Several limitations of the present study have to be taken into account: In the present study the information on comorbidities was based on self-reported statements of a doctor’s diagnosis. Although the COSYCONET cohort study is a multicenter study with a large number of patients, the number of AATD individuals with or without augmentation therapy is limited. The low number of patients without therapy made it difficult to discriminate whether the effect of AATD on cardiovascular risk is associated with the disease or with augmentation therapy. Genotyping data on the SERPINA1 gene were only available for a minority of the patients. Nevertheless, the applied grouping algorithm likely results in a correct separation of individuals with severe AATD. The recruitment strategy of COPD and AATD patients was likely different and could account for a selection and confounding bias. Data on the time course of augmentation therapy were not available.
Acknowledgments
The authors thank Sandra Söhler and Inge Kokot from the COSYCONET office.
Competing interests
Dr. Bals reports grants from BMBF, other from AstraZeneca GmbH, Bayer Schering Pharma AG, Boehringer Ingelheim Pharma GmbH & Co. KG, Chiesi GmbH, GlaxoSmithKline, Grifols Deutschland GmbH, MSD Sharp & Dohme GmbH, Mundipharma GmbH, Novartis Deutschland GmbH, Pfizer Pharma GmbH, Takeda Pharma Vertrieb GmbH & Co. KG., during the conduct of the study; grants from Wilhelm-Sander-Stiftung, grants from Deutsche Krebshilfe, grants from Schwiete-Stiftung, outside the submitted work. Dr. Fähndrich reports other from Grifols, other from CSL Behring, other from AstraZeneca, outside the submitted work. Dr. Janciauskiene has nothing to disclose. Dr. Kleibrinkhas nothing to disclose. Dr. Jörres reports personal fees and grants from GSK, Mundipharma, Bosch, Siemens, custo med and Lufthansa outside the submitted work. Dr. Welte reports personal fees from Grifols, CLS Behring, grants from German MInistry for Research and Education, during the conduct of the study; grants from Bayer, Grifols, Insmed, Novartis, outside the submitted work. Dr. Biertz has nothing to disclose. Dr. Kauczor reports grants, personal fees and non-financial support from Siemens, personal fees from Boehringer Ingelheim, personal fees and non-financial support from Bayer, personal fees from GSK, personal fees from Astra Zeneca, personal fees from Novartis, personal fees from Philips, personal fees from Bracco, outside the submitted work. Dr. Karch reports grants from German Federal Ministry of Education and Research, during the conduct of the study. Dr. Greulich reports personal fees from CSL-Behring, grants and personal fees from Grifols, outside the submitted work. Dr. Vogelmeier reports personal fees from Almirall, personal fees from AstraZeneca, personal fees from Boehringer Ingelheim, personal fees from Chiesi, grants and personal fees from GlaxoSmithKline, grants and personal fees from Grifols, personal fees from Mundipharma, personal fees from Novartis, personal fees from Takeda, personal fees from Cipla, personal fees from Berlin Chemie/Menarini, personal fees from CSL Behring, personal fees from Teva, outside the submitted work.
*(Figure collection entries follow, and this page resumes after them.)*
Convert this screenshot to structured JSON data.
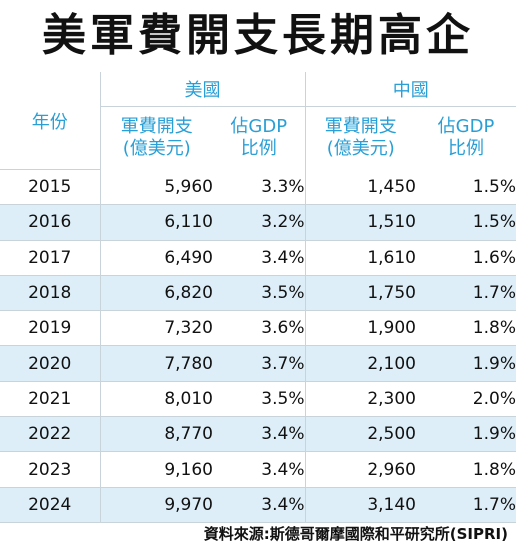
{
  "title": "美軍費開支長期高企",
  "table": {
    "year_header": "年份",
    "groups": [
      "美國",
      "中國"
    ],
    "sub_headers": [
      {
        "line1": "軍費開支",
        "line2": "(億美元)"
      },
      {
        "line1": "佔GDP",
        "line2": "比例"
      },
      {
        "line1": "軍費開支",
        "line2": "(億美元)"
      },
      {
        "line1": "佔GDP",
        "line2": "比例"
      }
    ],
    "rows": [
      {
        "year": "2015",
        "us_spend": "5,960",
        "us_gdp": "3.3%",
        "cn_spend": "1,450",
        "cn_gdp": "1.5%"
      },
      {
        "year": "2016",
        "us_spend": "6,110",
        "us_gdp": "3.2%",
        "cn_spend": "1,510",
        "cn_gdp": "1.5%"
      },
      {
        "year": "2017",
        "us_spend": "6,490",
        "us_gdp": "3.4%",
        "cn_spend": "1,610",
        "cn_gdp": "1.6%"
      },
      {
        "year": "2018",
        "us_spend": "6,820",
        "us_gdp": "3.5%",
        "cn_spend": "1,750",
        "cn_gdp": "1.7%"
      },
      {
        "year": "2019",
        "us_spend": "7,320",
        "us_gdp": "3.6%",
        "cn_spend": "1,900",
        "cn_gdp": "1.8%"
      },
      {
        "year": "2020",
        "us_spend": "7,780",
        "us_gdp": "3.7%",
        "cn_spend": "2,100",
        "cn_gdp": "1.9%"
      },
      {
        "year": "2021",
        "us_spend": "8,010",
        "us_gdp": "3.5%",
        "cn_spend": "2,300",
        "cn_gdp": "2.0%"
      },
      {
        "year": "2022",
        "us_spend": "8,770",
        "us_gdp": "3.4%",
        "cn_spend": "2,500",
        "cn_gdp": "1.9%"
      },
      {
        "year": "2023",
        "us_spend": "9,160",
        "us_gdp": "3.4%",
        "cn_spend": "2,960",
        "cn_gdp": "1.8%"
      },
      {
        "year": "2024",
        "us_spend": "9,970",
        "us_gdp": "3.4%",
        "cn_spend": "3,140",
        "cn_gdp": "1.7%"
      }
    ]
  },
  "source": "資料來源:斯德哥爾摩國際和平研究所(SIPRI)",
  "colors": {
    "header_text": "#2a9fd6",
    "row_alt_bg": "#ddeef8",
    "row_bg": "#ffffff",
    "grid_line": "#c9d3da"
  }
}
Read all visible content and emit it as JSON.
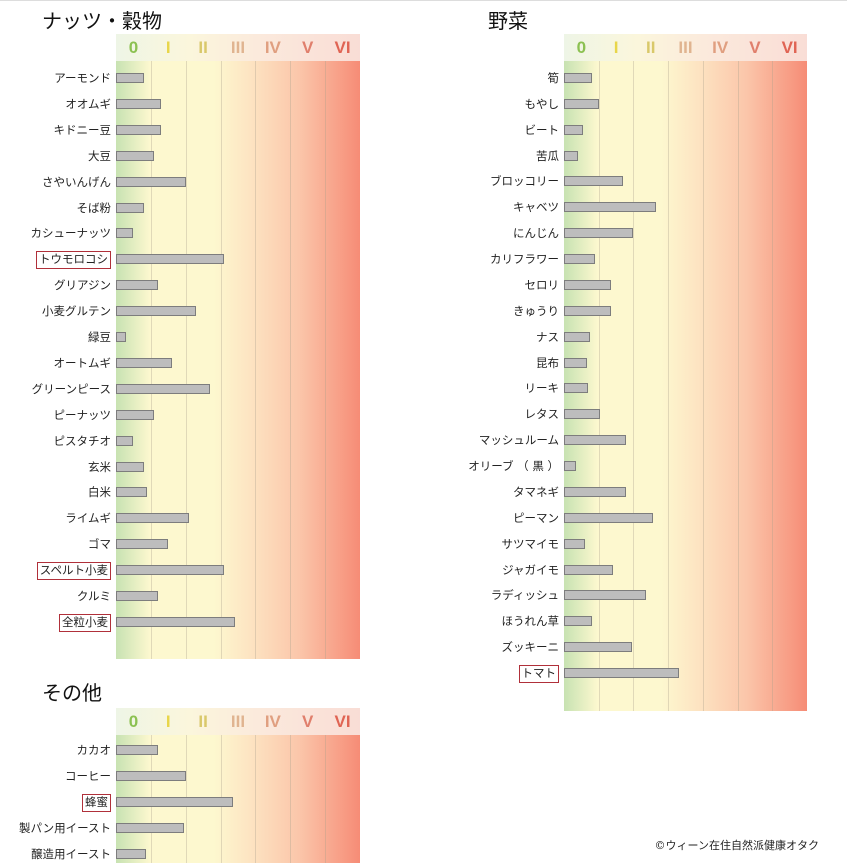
{
  "class_labels": [
    "0",
    "I",
    "II",
    "III",
    "IV",
    "V",
    "VI"
  ],
  "class_label_colors": [
    "#8cc152",
    "#e8d64a",
    "#d9c86a",
    "#e0b490",
    "#e09f80",
    "#e07f6c",
    "#e06454"
  ],
  "bar_color": "#bdbdbd",
  "highlight_color": "#b0303a",
  "credit": "©ウィーン在住自然派健康オタク",
  "chart_data": [
    {
      "type": "bar",
      "orientation": "horizontal",
      "title": "ナッツ・穀物",
      "xlim": [
        0,
        7
      ],
      "x_tick_labels": [
        "0",
        "I",
        "II",
        "III",
        "IV",
        "V",
        "VI"
      ],
      "categories": [
        "アーモンド",
        "オオムギ",
        "キドニー豆",
        "大豆",
        "さやいんげん",
        "そば粉",
        "カシューナッツ",
        "トウモロコシ",
        "グリアジン",
        "小麦グルテン",
        "緑豆",
        "オートムギ",
        "グリーンピース",
        "ピーナッツ",
        "ピスタチオ",
        "玄米",
        "白米",
        "ライムギ",
        "ゴマ",
        "スペルト小麦",
        "クルミ",
        "全粒小麦"
      ],
      "values": [
        0.8,
        1.3,
        1.3,
        1.1,
        2.0,
        0.8,
        0.5,
        3.1,
        1.2,
        2.3,
        0.3,
        1.6,
        2.7,
        1.1,
        0.5,
        0.8,
        0.9,
        2.1,
        1.5,
        3.1,
        1.2,
        3.4
      ],
      "highlighted": [
        "トウモロコシ",
        "スペルト小麦",
        "全粒小麦"
      ]
    },
    {
      "type": "bar",
      "orientation": "horizontal",
      "title": "野菜",
      "xlim": [
        0,
        7
      ],
      "x_tick_labels": [
        "0",
        "I",
        "II",
        "III",
        "IV",
        "V",
        "VI"
      ],
      "categories": [
        "筍",
        "もやし",
        "ビート",
        "苦瓜",
        "ブロッコリー",
        "キャベツ",
        "にんじん",
        "カリフラワー",
        "セロリ",
        "きゅうり",
        "ナス",
        "昆布",
        "リーキ",
        "レタス",
        "マッシュルーム",
        "オリーブ （ 黒 ）",
        "タマネギ",
        "ピーマン",
        "サツマイモ",
        "ジャガイモ",
        "ラディッシュ",
        "ほうれん草",
        "ズッキーニ",
        "トマト"
      ],
      "values": [
        0.8,
        1.0,
        0.55,
        0.4,
        1.7,
        2.65,
        2.0,
        0.9,
        1.35,
        1.35,
        0.75,
        0.65,
        0.7,
        1.05,
        1.8,
        0.35,
        1.8,
        2.55,
        0.6,
        1.4,
        2.35,
        0.8,
        1.95,
        3.3
      ],
      "highlighted": [
        "トマト"
      ]
    },
    {
      "type": "bar",
      "orientation": "horizontal",
      "title": "その他",
      "xlim": [
        0,
        7
      ],
      "x_tick_labels": [
        "0",
        "I",
        "II",
        "III",
        "IV",
        "V",
        "VI"
      ],
      "categories": [
        "カカオ",
        "コーヒー",
        "蜂蜜",
        "製パン用イースト",
        "醸造用イースト"
      ],
      "values": [
        1.2,
        2.0,
        3.35,
        1.95,
        0.85
      ],
      "highlighted": [
        "蜂蜜"
      ]
    }
  ]
}
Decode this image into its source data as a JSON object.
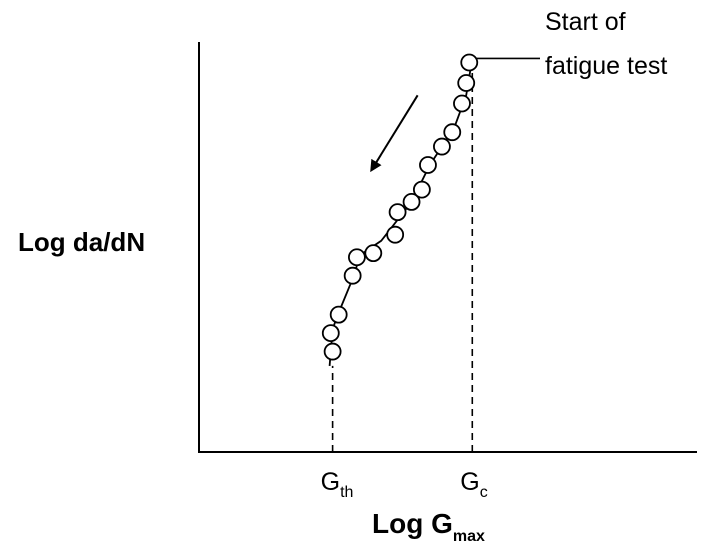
{
  "chart_data": {
    "type": "scatter",
    "ylabel": "Log da/dN",
    "xlabel": {
      "base": "Log G",
      "sub": "max"
    },
    "x_ticks": [
      {
        "base": "G",
        "sub": "th",
        "x": 2.2
      },
      {
        "base": "G",
        "sub": "c",
        "x": 4.5
      }
    ],
    "annotation": {
      "lines": [
        "Start of",
        "fatigue test"
      ],
      "points_to": [
        4.5,
        9.6
      ]
    },
    "arrow": {
      "from": [
        3.6,
        8.7
      ],
      "to": [
        2.85,
        6.9
      ]
    },
    "xlim": [
      0,
      8.2
    ],
    "ylim": [
      0,
      10
    ],
    "points": [
      {
        "x": 2.2,
        "y": 2.45
      },
      {
        "x": 2.17,
        "y": 2.9
      },
      {
        "x": 2.3,
        "y": 3.35
      },
      {
        "x": 2.53,
        "y": 4.3
      },
      {
        "x": 2.6,
        "y": 4.75
      },
      {
        "x": 2.87,
        "y": 4.85
      },
      {
        "x": 3.23,
        "y": 5.3
      },
      {
        "x": 3.27,
        "y": 5.85
      },
      {
        "x": 3.5,
        "y": 6.1
      },
      {
        "x": 3.67,
        "y": 6.4
      },
      {
        "x": 3.77,
        "y": 7.0
      },
      {
        "x": 4.0,
        "y": 7.45
      },
      {
        "x": 4.17,
        "y": 7.8
      },
      {
        "x": 4.33,
        "y": 8.5
      },
      {
        "x": 4.4,
        "y": 9.0
      },
      {
        "x": 4.45,
        "y": 9.5
      }
    ],
    "fit_curve": [
      [
        2.15,
        2.1
      ],
      [
        2.2,
        3.0
      ],
      [
        2.3,
        3.4
      ],
      [
        2.55,
        4.3
      ],
      [
        2.65,
        4.8
      ],
      [
        3.0,
        5.15
      ],
      [
        3.5,
        6.1
      ],
      [
        3.8,
        7.0
      ],
      [
        4.2,
        7.9
      ],
      [
        4.4,
        8.7
      ],
      [
        4.5,
        9.6
      ]
    ],
    "threshold_x": 2.2,
    "critical_x": 4.5,
    "grid": false,
    "legend": "none"
  }
}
Dr. Koch has nothing to disclose. Dr. Teschler reports personal fees from AstraZeneca, personal fees from Boehringer Ingelheim, personal fees from GlaxoSmithKline, personal fees from Mundipharma, personal fees from Novartis, grants and personal fees from Grifols, grants and personal fees from Behring, personal fees from Berlin Chemie, during the conduct of the study.